Momentum: A Memoir by Emily Brown

A memoir is always going to be a reflective piece but the extent of where it goes is up to its author: how much do you want to expose of your life and is it necessarily cathartic to do it?

I get a sense from reading this that Emily Brown is happy to share and that looking back and airing things she remembers, things that have shaped her, is a reconciliation with a past that was not always smooth or easily understood by her younger self. Hindsight, as they say, is a wonderful thing as is the context that reaching middle years can bring, with the life lived by the author providing a different viewpoint or an additional lens.
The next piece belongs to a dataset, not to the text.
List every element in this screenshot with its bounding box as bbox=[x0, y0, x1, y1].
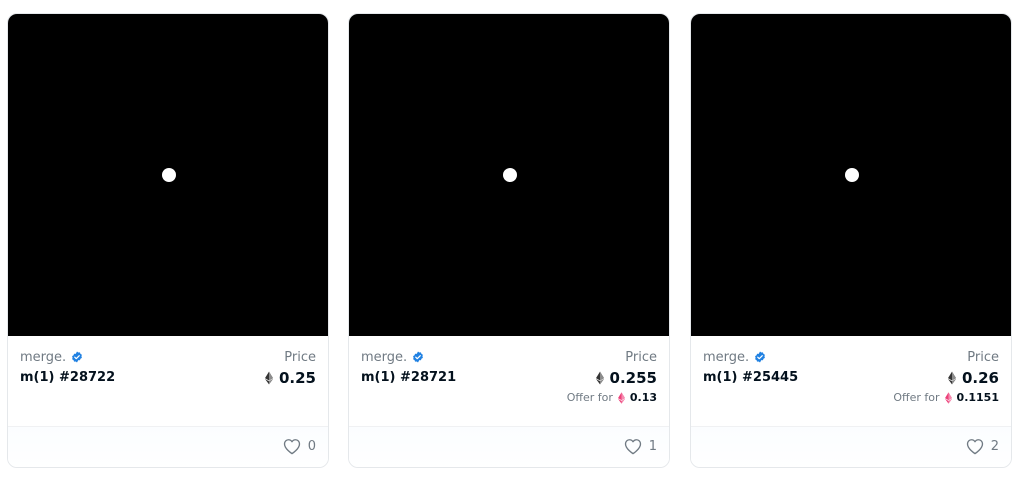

The funeral of a beloved uncle is the springboard that launches this narrative into the past. Brown explores her childhood and what is striking about her remembrances is the discord that she feels in her relationship with both her parents but primarily, her mother.
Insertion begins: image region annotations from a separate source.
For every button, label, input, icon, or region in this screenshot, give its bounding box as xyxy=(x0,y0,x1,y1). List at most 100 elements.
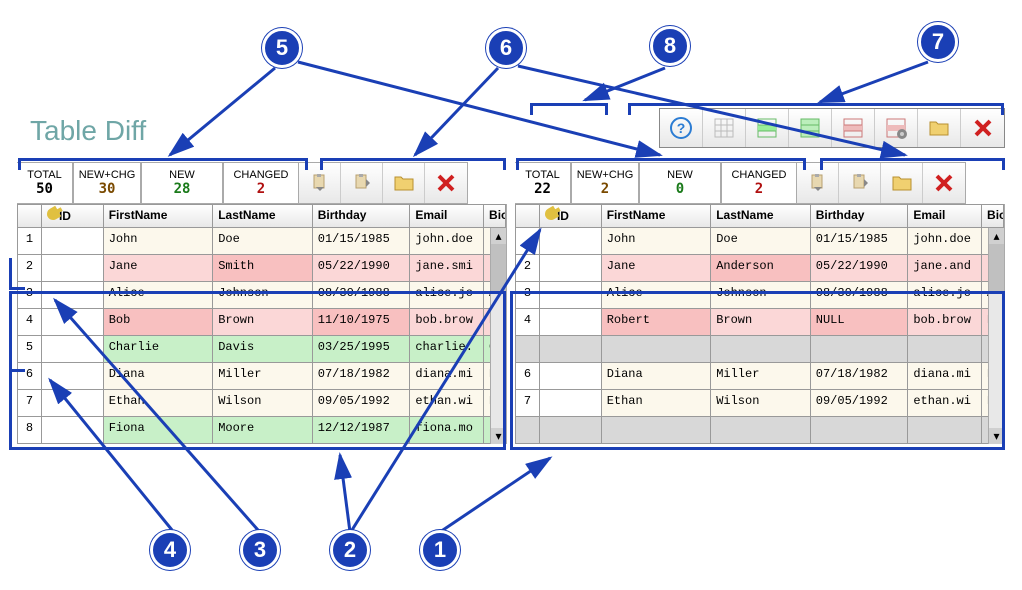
cell-bd[interactable] xyxy=(811,336,909,363)
cell-id[interactable] xyxy=(540,282,602,309)
cell-fn[interactable]: Jane xyxy=(104,255,214,282)
table-row[interactable]: 2JaneSmith05/22/1990jane.smiJa xyxy=(17,255,506,282)
cell-id[interactable] xyxy=(42,417,104,444)
cell-fn[interactable]: Diana xyxy=(602,363,712,390)
table-row[interactable]: 4RobertBrownNULLbob.browBo xyxy=(515,309,1004,336)
cell-bd[interactable]: NULL xyxy=(811,309,909,336)
cell-em[interactable]: jane.and xyxy=(908,255,982,282)
cell-ln[interactable]: Doe xyxy=(213,228,313,255)
folder-button[interactable] xyxy=(918,109,961,147)
table-row[interactable]: 6DianaMiller07/18/1982diana.miDi xyxy=(17,363,506,390)
cell-id[interactable] xyxy=(540,255,602,282)
cell-ln[interactable]: Johnson xyxy=(711,282,811,309)
cell-bd[interactable]: 08/30/1988 xyxy=(313,282,411,309)
cell-bd[interactable]: 05/22/1990 xyxy=(313,255,411,282)
cell-ln[interactable]: Smith xyxy=(213,255,313,282)
cell-bd[interactable]: 03/25/1995 xyxy=(313,336,411,363)
table-row[interactable]: 7EthanWilson09/05/1992ethan.wiEt xyxy=(17,390,506,417)
cell-id[interactable] xyxy=(42,282,104,309)
cell-id[interactable] xyxy=(540,390,602,417)
cell-id[interactable] xyxy=(540,417,602,444)
cell-ln[interactable] xyxy=(711,336,811,363)
table-row[interactable]: 8FionaMoore12/12/1987fiona.moFi xyxy=(17,417,506,444)
grid-blank-button[interactable] xyxy=(703,109,746,147)
cell-fn[interactable]: Charlie xyxy=(104,336,214,363)
cell-ln[interactable]: Wilson xyxy=(711,390,811,417)
cell-n[interactable]: 3 xyxy=(515,282,540,309)
col-lastname[interactable]: LastName xyxy=(213,204,313,228)
cell-bd[interactable]: 07/18/1982 xyxy=(811,363,909,390)
cell-ln[interactable]: Brown xyxy=(213,309,313,336)
cell-id[interactable] xyxy=(540,228,602,255)
cell-em[interactable]: jane.smi xyxy=(410,255,484,282)
cell-bd[interactable]: 09/05/1992 xyxy=(313,390,411,417)
left-grid[interactable]: ID FirstName LastName Birthday Email Bio… xyxy=(17,204,507,444)
cell-n[interactable]: 7 xyxy=(17,390,42,417)
close-button[interactable] xyxy=(923,163,965,203)
cell-id[interactable] xyxy=(540,336,602,363)
cell-fn[interactable] xyxy=(602,417,712,444)
cell-fn[interactable]: Ethan xyxy=(602,390,712,417)
col-id[interactable]: ID xyxy=(42,204,104,228)
cell-ln[interactable]: Moore xyxy=(213,417,313,444)
cell-n[interactable]: 5 xyxy=(17,336,42,363)
cell-bd[interactable]: 01/15/1985 xyxy=(811,228,909,255)
scrollbar[interactable]: ▴▾ xyxy=(988,228,1004,444)
col-bio[interactable]: Bio xyxy=(484,204,506,228)
cell-n[interactable]: 8 xyxy=(17,417,42,444)
cell-n[interactable] xyxy=(515,228,540,255)
cell-ln[interactable]: Miller xyxy=(213,363,313,390)
cell-id[interactable] xyxy=(540,309,602,336)
grid-green-button[interactable] xyxy=(746,109,789,147)
cell-em[interactable]: bob.brow xyxy=(410,309,484,336)
copy-right-button[interactable] xyxy=(839,163,881,203)
cell-em[interactable]: diana.mi xyxy=(410,363,484,390)
cell-ln[interactable]: Wilson xyxy=(213,390,313,417)
cell-em[interactable]: diana.mi xyxy=(908,363,982,390)
cell-n[interactable] xyxy=(515,336,540,363)
grid-green2-button[interactable] xyxy=(789,109,832,147)
col-lastname[interactable]: LastName xyxy=(711,204,811,228)
cell-bd[interactable]: 07/18/1982 xyxy=(313,363,411,390)
cell-n[interactable]: 6 xyxy=(17,363,42,390)
cell-em[interactable]: fiona.mo xyxy=(410,417,484,444)
table-row[interactable]: 3AliceJohnson08/30/1988alice.joAl xyxy=(17,282,506,309)
col-birthday[interactable]: Birthday xyxy=(811,204,909,228)
cell-em[interactable]: alice.jo xyxy=(908,282,982,309)
cell-bd[interactable]: 05/22/1990 xyxy=(811,255,909,282)
col-firstname[interactable]: FirstName xyxy=(104,204,214,228)
grid-red-button[interactable] xyxy=(832,109,875,147)
folder-button[interactable] xyxy=(881,163,923,203)
cell-n[interactable]: 3 xyxy=(17,282,42,309)
cell-fn[interactable]: Alice xyxy=(602,282,712,309)
cell-n[interactable]: 6 xyxy=(515,363,540,390)
table-row[interactable] xyxy=(515,336,1004,363)
col-firstname[interactable]: FirstName xyxy=(602,204,712,228)
cell-bd[interactable]: 08/30/1988 xyxy=(811,282,909,309)
cell-ln[interactable]: Brown xyxy=(711,309,811,336)
cell-em[interactable]: alice.jo xyxy=(410,282,484,309)
scrollbar[interactable]: ▴▾ xyxy=(490,228,506,444)
cell-fn[interactable]: Fiona xyxy=(104,417,214,444)
cell-em[interactable]: ethan.wi xyxy=(410,390,484,417)
cell-em[interactable]: charlie. xyxy=(410,336,484,363)
col-id[interactable]: ID xyxy=(540,204,602,228)
cell-fn[interactable] xyxy=(602,336,712,363)
table-row[interactable]: 7EthanWilson09/05/1992ethan.wiEt xyxy=(515,390,1004,417)
cell-bd[interactable]: 01/15/1985 xyxy=(313,228,411,255)
cell-bd[interactable]: 11/10/1975 xyxy=(313,309,411,336)
cell-id[interactable] xyxy=(540,363,602,390)
help-button[interactable]: ? xyxy=(660,109,703,147)
col-rownum[interactable] xyxy=(17,204,42,228)
cell-fn[interactable]: Robert xyxy=(602,309,712,336)
cell-bd[interactable] xyxy=(811,417,909,444)
cell-id[interactable] xyxy=(42,363,104,390)
cell-ln[interactable]: Davis xyxy=(213,336,313,363)
table-row[interactable]: 4BobBrown11/10/1975bob.browBo xyxy=(17,309,506,336)
cell-id[interactable] xyxy=(42,336,104,363)
cell-em[interactable] xyxy=(908,417,982,444)
cell-n[interactable]: 2 xyxy=(17,255,42,282)
grid-red-gear-button[interactable] xyxy=(875,109,918,147)
close-button[interactable] xyxy=(961,109,1004,147)
cell-n[interactable] xyxy=(515,417,540,444)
I felt all the way through the book that Brown was grasping for understanding of her parents and their relationship. She talks of arguments which she was privy to and attempts to discover more about their conflicts and this runs throughout, this seeking out, this wanting to know. You can sense the distance she felt towards her parents in her descriptions of conversations and encounters with them in the book and her search for clarity reads like curiosity but also yearning.
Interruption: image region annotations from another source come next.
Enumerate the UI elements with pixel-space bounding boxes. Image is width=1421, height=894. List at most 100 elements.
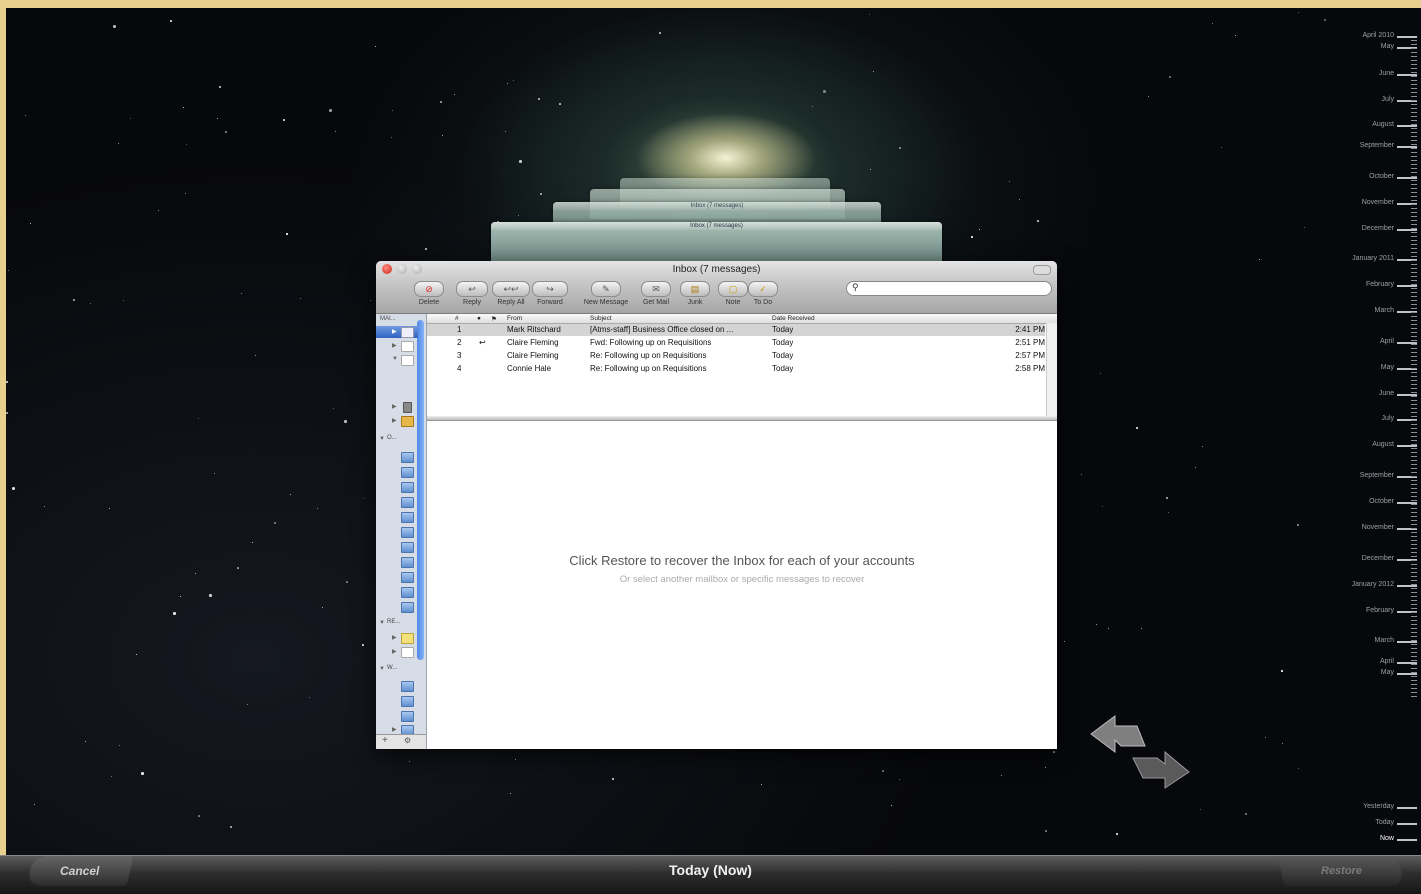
timeline-tick <box>1397 823 1417 825</box>
timeline-minor-tick <box>1411 588 1417 589</box>
star <box>344 420 347 423</box>
sidebar-folder[interactable] <box>376 695 418 707</box>
timeline-tick <box>1397 177 1417 179</box>
sidebar-folder[interactable] <box>376 496 418 508</box>
star <box>505 131 506 132</box>
column-status[interactable]: ● <box>477 315 481 322</box>
sidebar-folder[interactable] <box>376 601 418 613</box>
timeline-minor-tick <box>1411 416 1417 417</box>
time-machine-timeline[interactable]: April 2010 May June July August September Octo… <box>1331 0 1421 893</box>
message-row[interactable]: 4 Connie Hale Re: Following up on Requis… <box>427 363 1045 375</box>
timeline-minor-tick <box>1411 116 1417 117</box>
get-mail-button[interactable]: ✉ Get Mail <box>638 281 674 306</box>
search-input[interactable]: ⚲ <box>846 281 1052 296</box>
star <box>186 144 187 145</box>
back-in-time-arrow[interactable] <box>1090 715 1146 753</box>
star <box>158 210 159 211</box>
sidebar-scrollbar[interactable] <box>417 320 424 660</box>
message-list-scrollbar[interactable] <box>1046 323 1057 417</box>
star <box>85 741 86 742</box>
sidebar-item-drafts[interactable]: ▶ <box>376 340 418 352</box>
sidebar-item-junk[interactable]: ▶ <box>376 415 418 427</box>
sidebar-folder[interactable] <box>376 526 418 538</box>
star <box>1009 181 1010 182</box>
backup-window-snapshot[interactable]: Inbox (7 messages) <box>491 222 942 262</box>
timeline-minor-tick <box>1411 432 1417 433</box>
sidebar-folder[interactable] <box>376 511 418 523</box>
sidebar-item-trash[interactable]: ▶ <box>376 401 418 413</box>
star <box>1037 220 1039 222</box>
timeline-minor-tick <box>1411 420 1417 421</box>
reply-all-button[interactable]: ↩↩ Reply All <box>492 281 530 306</box>
sidebar-item-inbox[interactable]: ▶ <box>376 326 418 338</box>
column-subject[interactable]: Subject <box>590 315 612 322</box>
column-from[interactable]: From <box>507 315 522 322</box>
timeline-minor-tick <box>1411 408 1417 409</box>
mail-window[interactable]: Inbox (7 messages) ⊘ Delete ↩ Reply ↩↩ R… <box>376 261 1057 749</box>
column-date-received[interactable]: Date Received <box>772 315 815 322</box>
star <box>1298 12 1299 13</box>
sidebar-item-sent[interactable]: ▼ <box>376 354 418 366</box>
timeline-minor-tick <box>1411 148 1417 149</box>
timeline-minor-tick <box>1411 240 1417 241</box>
star <box>659 32 661 34</box>
action-gear-icon[interactable]: ⚙ <box>404 736 411 745</box>
sidebar-section-w[interactable]: ▼ W... <box>376 664 418 676</box>
to-do-button[interactable]: ✓ To Do <box>748 281 778 306</box>
sidebar-section-on-my-mac[interactable]: ▼ O... <box>376 434 418 446</box>
timeline-minor-tick <box>1411 284 1417 285</box>
sidebar-folder[interactable] <box>376 481 418 493</box>
timeline-minor-tick <box>1411 692 1417 693</box>
reply-button[interactable]: ↩ Reply <box>456 281 488 306</box>
star <box>1102 506 1103 507</box>
star <box>109 508 110 509</box>
star <box>612 778 614 780</box>
preview-splitter[interactable] <box>427 416 1057 421</box>
sidebar-section-reminders[interactable]: ▼ RE... <box>376 618 418 630</box>
column-number[interactable]: # <box>455 315 459 322</box>
sidebar-folder[interactable] <box>376 556 418 568</box>
message-row[interactable]: 3 Claire Fleming Re: Following up on Req… <box>427 350 1045 362</box>
timeline-minor-tick <box>1411 180 1417 181</box>
sidebar-folder[interactable] <box>376 586 418 598</box>
star <box>209 594 212 597</box>
sidebar-folder[interactable] <box>376 466 418 478</box>
timeline-minor-tick <box>1411 244 1417 245</box>
add-mailbox-button[interactable]: + <box>382 735 388 746</box>
forward-button[interactable]: ↪ Forward <box>532 281 568 306</box>
column-flag[interactable]: ⚑ <box>491 315 497 323</box>
sidebar-folder[interactable] <box>376 451 418 463</box>
timeline-minor-tick <box>1411 128 1417 129</box>
sidebar-folder[interactable] <box>376 710 418 722</box>
forward-in-time-arrow[interactable] <box>1132 750 1190 789</box>
timeline-minor-tick <box>1411 248 1417 249</box>
timeline-minor-tick <box>1411 296 1417 297</box>
todo-icon <box>401 647 414 658</box>
timeline-minor-tick <box>1411 268 1417 269</box>
sidebar-item-todos[interactable]: ▶ <box>376 646 418 658</box>
timeline-tick <box>1397 641 1417 643</box>
timeline-minor-tick <box>1411 612 1417 613</box>
note-button[interactable]: ▢ Note <box>718 281 748 306</box>
sidebar-folder[interactable] <box>376 541 418 553</box>
sidebar-folder[interactable] <box>376 571 418 583</box>
new-message-button[interactable]: ✎ New Message <box>579 281 633 306</box>
sidebar-folder[interactable] <box>376 680 418 692</box>
timeline-label: April <box>1379 338 1394 345</box>
message-row[interactable]: 1 Mark Ritschard [Atms-staff] Business O… <box>427 324 1045 336</box>
timeline-minor-tick <box>1411 276 1417 277</box>
star <box>34 804 35 805</box>
sidebar-item-notes[interactable]: ▶ <box>376 632 418 644</box>
timeline-minor-tick <box>1411 504 1417 505</box>
message-row[interactable]: 2 ↩ Claire Fleming Fwd: Following up on … <box>427 337 1045 349</box>
junk-button[interactable]: ▤ Junk <box>680 281 710 306</box>
star <box>12 487 15 490</box>
time-machine-bottom-bar: Cancel Today (Now) Restore <box>0 855 1421 894</box>
star <box>346 581 348 583</box>
star <box>73 299 75 301</box>
timeline-minor-tick <box>1411 652 1417 653</box>
restore-button[interactable]: Restore <box>1277 856 1405 886</box>
star <box>1169 76 1171 78</box>
folder-icon <box>401 557 414 568</box>
delete-button[interactable]: ⊘ Delete <box>414 281 444 306</box>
Not having stability at home leads Brown to take different paths away from her family in a bid to find where she belongs. She ends up in San Francisco and her time here makes for interesting reading: a first hand account of joining a movement and how it operates. She is at the forefront of an organisation designed to change attitudes towards women and their roles. At this point, I felt like she had found a place but that it wasn’t always one of nurture and growth.

This is a good well-written memoir which relays Brown’s feelings about her upbringing and its shortfalls. It’s not a recount that leads you into despair or destitution but is rather a discussion, a musing, on a life that has worked out well. But what is clear is this is caused by the author’s resilience first and foremost, taking a route because she had to rather than choosing to.